Multiple factors contribute to the low uptake of evidence-based medical therapy (EBMT) in the management of peripheral artery disease (PAD), reports a Singapore study.
Some of these barriers include the lack of guideline awareness among healthcare professionals (HCPs), frequent referrals, limited generalizability of the guidelines to all patients, patient’s complicated conditions, patients’ limited understanding of their medications, cost, and short consultation time.
“Findings from this study may inform strategies for improving healthcare professionals’ adherence to guidelines and patients’ medication adherence,” the researchers said.
This qualitative study was carried out in a tertiary hospital in Singapore from December 2021 to March 2023 and included HCPs and in-patient pharmacists, as well as patients with PAD who had undergone a lower limb angioplasty revascularization procedure.
Semi-structured interviews were conducted to obtain data. These interviews were audio-recorded, transcribed, and systematically coded using the NVivo 12.0 software. Finally, the researchers used the Tailored Implementation for Chronic Diseases framework to guide the interviews and analysis.
Four PAD patients and 12 HCPs, including four junior consultants, seven senior consultants, and one senior in-patient pharmacist, participated in this study. Nine themes in seven domains were identified. [Ann J Acad Med Singap 2023;52:651-659]
Analysis revealed that only a few doctors were aware of the relevant guidelines, and their main concern was the generalizability of said guidelines to patients with complicated conditions. Other factors related to the underutilization of EBMT were cost, frequent referrals, lack of collaboration among HCPs, not being the patients’ long-term care providers, short consultation time, and limited knowledge.
Lack of awareness
“At the HCP level, a surprising finding was that most doctors were either not aware of any PAD guidelines or never searched for relevant guidelines,” the researchers said.
This finding was consistent with those of previous studies that reported inadequate awareness of clinical practice guidelines among HCPs in other disease areas. [Am J Cardiol 2008;102:1142-1145; Int J Nurs Stud 2020;103:103503]
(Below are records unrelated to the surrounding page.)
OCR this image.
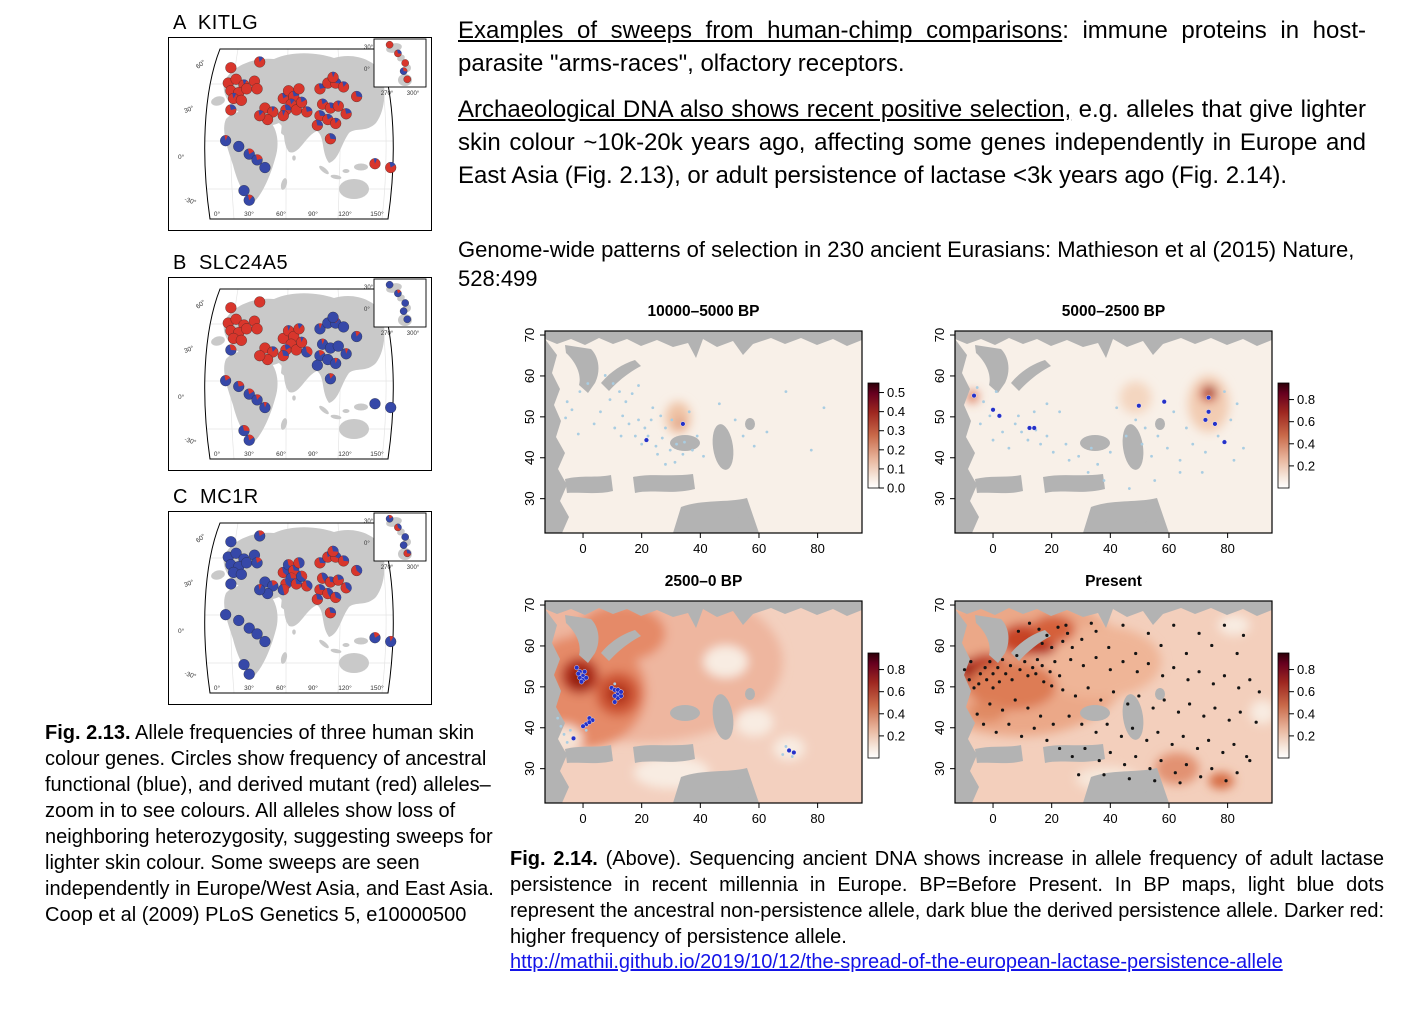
Examples of sweeps from human-chimp comparisons: immune proteins in host-parasite "arms-races", olfactory receptors.

Archaeological DNA also shows recent positive selection, e.g. alleles that give lighter skin colour ~10k-20k years ago, affecting some genes independently in Europe and East Asia (Fig. 2.13), or adult persistence of lactase <3k years ago (Fig. 2.14).

Genome-wide patterns of selection in 230 ancient Eurasians: Mathieson et al (2015) Nature, 528:499

A  KITLG
60°
30°
0°
-30°
0°	30°	60°	90°	120°	150°
30°
0°
270° 300°
B  SLC24A5
60°
30°
0°
-30°
0°	30°	60°	90°	120°	150°
30°
0°
270° 300°
C  MC1R
60°
30°
0°
-30°
0°	30°	60°	90°	120°	150°
30°
0°
270° 300°

Fig. 2.13. Allele frequencies of three human skin colour genes. Circles show frequency of ancestral functional (blue), and derived mutant (red) alleles– zoom in to see colours. All alleles show loss of neighboring heterozygosity, suggesting sweeps for lighter skin colour. Some sweeps are seen independently in Europe/West Asia, and East Asia. Coop et al (2009) PLoS Genetics 5, e10000500

0	20	40	60	80
30
40
50
60
70
0.5
0.4
0.3
0.2
0.1
0.0
10000–5000 BP
0	20	40	60	80
30
40
50
60
70
0.8
0.6
0.4
0.2
5000–2500 BP
0	20	40	60	80
30
40
50
60
70
0.8
0.6
0.4
0.2
2500–0 BP
0	20	40	60	80
30
40
50
60
70
0.8
0.6
0.4
0.2
Present

Fig. 2.14. (Above). Sequencing ancient DNA shows increase in allele frequency of adult lactase persistence in recent millennia in Europe. BP=Before Present. In BP maps, light blue dots represent the ancestral non-persistence allele, dark blue the derived persistence allele. Darker red: higher frequency of persistence allele.

http://mathii.github.io/2019/10/12/the-spread-of-the-european-lactase-persistence-allele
“At the patient level, the most significant barrier to adhering to EBMT was inadequate knowledge of their medications,” the researchers said.
A recent study stressed the substantial role played by medication knowledge in improving adherence among patients with chronic diseases. [Int J Clin Pharm 2023;45:38-51]
“Limited health literacy is a possible explanation for why many patients were not on antiplatelet therapy even though they had gone through several surgical interventions,” the researchers said. “To tackle this problem, the doctors highlighted an urgent need to involve HCPs to educate them on the importance of taking medications.”
Finally, at the system level, interprofessional collaboration was lacking and therefore required further improvement. One doctor said that this factor resulted in the inadequate use of EBMT.
“This highlights the need to improve interprofessional communication by engaging a care manager to share regular updates of a patient and develop a comprehensive coordinated care plan,” according to the researchers.
“Future interventions are needed to enhance EBMT utilization in PAD management,” they said.